Dando continuidade ao texto Futebol e Voleibol na Praia, acrescento detalhes que a história registra. Percebam o valor do passado para a construção do futuro, senão de que valeria o presente?     

Os Fins Justificam os Meios. Ao que parece, os atletas de vôlei de praia só têm obrigações. Não possuem qualquer organização classista e estão completamente desassistidos a partir de seus treinamentos. A maioria deles é egressa do vôlei de quadra, onde deram os primeiros passos no esporte e percorreram um caminho nem sempre alvissareiro, incerto e, às vezes, cruel. Recentemente, na preparação para os Jogos de Sydney, assistimos a um episódio que mostra esta faceta de jogo de interesses, quando uma dupla famosa de vôlei de praia que, não conseguindo a classificação para os Jogos Olímpicos, retornou às quadras. Foram sacrificados dois outros atletas que lutavam por sua indicação, disputaram as Olimpíadas e, na volta, um deles permaneceu na quadra e o outro retornou na maior simplicidade (com contrato sensacional) à praia. Imaginem o estímulo proporcionado aos atletas dispensados. Aliás, isto nos faz lembrar o episódio do corte de Pedrão, da seleção olímpica de 1964, que viajara a Santos para se despedir da família e, por telefone, foi cortado. A história se repetiu uma vez mais.        

Voleibol Indoor vs. Voleibol na Praia. Logo que surgiu e com sua rápida evolução, os eventos na praia tomaram proporções gigantescas, tendo sido difundido rapidamente pelo mundo graças à aceitação inicial nos dois pólos primitivos – Estados Unidos e Brasil – de onde saíram os primeiros campeões mundiais. A modalidade, então, transformou-se em ganha-pão de muitos rapazes e moças, que atraídos pelos prêmios, viagens e toda a parafernália marqueteira do Banco do Brasil, deixaram seus estudos, muitos até suas casas para se aventurarem pelo Brasil nas dezenas de competições armadas pela CBV praticamente em todo o território nacional, não importando se no litoral ou em cidades interioranas. O empreendimento criou a necessidade de os atletas tornarem-se essencialmente  profissionais a ponto de dedicarem-se exclusivamente à sua formação técnica e física, o que implicava treinamentos diários pela manhã na praia e, à tarde, nas academias. Inicialmente tinham o chamado “pai-trocínio”, isto é, eram financiados domesticamente; outros, como dois gaúchos que conheci, já emancipados economicamente, aventuraram-se pelo País somente com uma mochila nas costas e muita coragem e determinação. Saíram de sua cidade natal no início da temporada e só retornaram um ano depois.        

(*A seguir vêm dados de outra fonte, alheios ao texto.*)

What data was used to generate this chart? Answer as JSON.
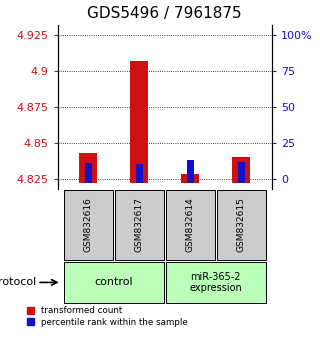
{
  "title": "GDS5496 / 7961875",
  "samples": [
    "GSM832616",
    "GSM832617",
    "GSM832614",
    "GSM832615"
  ],
  "group_labels": [
    "control",
    "miR-365-2\nexpression"
  ],
  "red_values": [
    4.843,
    4.907,
    4.828,
    4.84
  ],
  "blue_values": [
    4.836,
    4.835,
    4.838,
    4.837
  ],
  "bar_base": 4.822,
  "ylim_min": 4.818,
  "ylim_max": 4.932,
  "yticks_left": [
    4.825,
    4.85,
    4.875,
    4.9,
    4.925
  ],
  "right_axis_labels": [
    "0",
    "25",
    "50",
    "75",
    "100%"
  ],
  "red_color": "#cc1111",
  "blue_color": "#1111cc",
  "legend_red": "transformed count",
  "legend_blue": "percentile rank within the sample",
  "protocol_label": "protocol",
  "group_bg_color": "#bbffbb",
  "sample_bg_color": "#cccccc",
  "title_fontsize": 11
}
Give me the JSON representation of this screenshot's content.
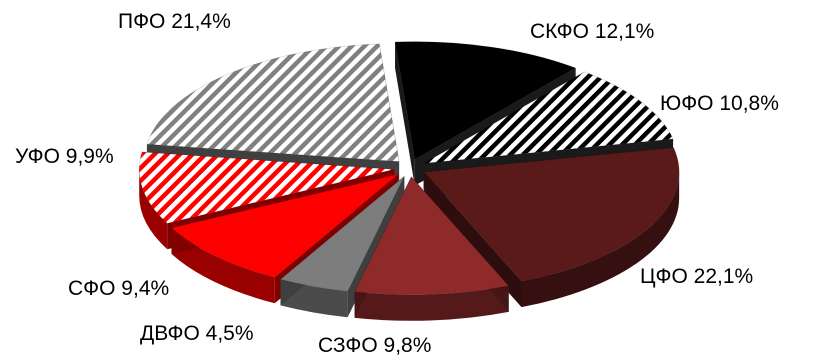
{
  "chart_data": {
    "type": "pie",
    "style": "3d-exploded",
    "title": "",
    "legend": "none",
    "slices": [
      {
        "label": "ЦФО 22,1%",
        "value": 22.1,
        "color": "#5a1a1a",
        "pattern": "solid"
      },
      {
        "label": "СЗФО 9,8%",
        "value": 9.8,
        "color": "#8e2a2a",
        "pattern": "solid"
      },
      {
        "label": "ДВФО 4,5%",
        "value": 4.5,
        "color": "#7d7d7d",
        "pattern": "solid"
      },
      {
        "label": "СФО 9,4%",
        "value": 9.4,
        "color": "#ff0000",
        "pattern": "solid"
      },
      {
        "label": "УФО 9,9%",
        "value": 9.9,
        "color": "#ff0000",
        "pattern": "diagonal-stripes"
      },
      {
        "label": "ПФО 21,4%",
        "value": 21.4,
        "color": "#808080",
        "pattern": "diagonal-stripes"
      },
      {
        "label": "СКФО 12,1%",
        "value": 12.1,
        "color": "#000000",
        "pattern": "solid"
      },
      {
        "label": "ЮФО 10,8%",
        "value": 10.8,
        "color": "#000000",
        "pattern": "diagonal-stripes"
      }
    ]
  }
}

Renovação e Prospecção de Talentos. Durante o horário de almoço na “Reunião Estratégica” (16.10.96) no hotel Le Meridien, Rio de Janeiro, que antecedeu a posse do atual presidente da CBV, conversei com um dos participantes a respeito da renovação no vôlei de praia. Meu interlocutor manifestava sua preocupação e visível contrariedade em relação à participação de atletas juvenis (vôlei de quadra) nos circuitos de vôlei de praia. Argumentava que haveria, no futuro, um esvaziamento, com graves prejuízos às seleções nacionais. Contra-argumentei que a nova modalidade deveria encontrar seu caminho para crescer e que o setor de vôlei de praia da entidade, atento e sensível, saberia escolher os melhores caminhos a trilhar. Em 1998 a CBV deu início ao seu programa de renovação feminina. Contratou o treinador da dupla medalhista de ouro – Vantuil – para gerir o treinamento de quatro atletas que poderiam vir a ser, num futuro próximo, também elas, campeãs internacionais. Esses treinos foram produzidos nas areias de Copacabana e, ao que parece, não frutificaram. Creio que a intenção foi mais dar trabalho ao treinador do que propriamente realizar um trabalho planejado e eficiente. Não durou muito. Quatro anos depois, neste mesmo programa, a entidade convidou a treinadora de vôlei de praia da dupla vice-campeã olímpica em Sydney, Letícia Pessoa, para proceder a esta tão esperada e necessária renovação. Seriam criados (aproveitados) quatro ou cinco centros de treinamento em diversas cidades, as respectivas federações indicariam os seus treinadores e estes comporiam a equipe de trabalho. Quem já estiver trabalhando no segmento terá a preferência, pois existem muitos treinadores de vôlei de praia espalhados pelo país.        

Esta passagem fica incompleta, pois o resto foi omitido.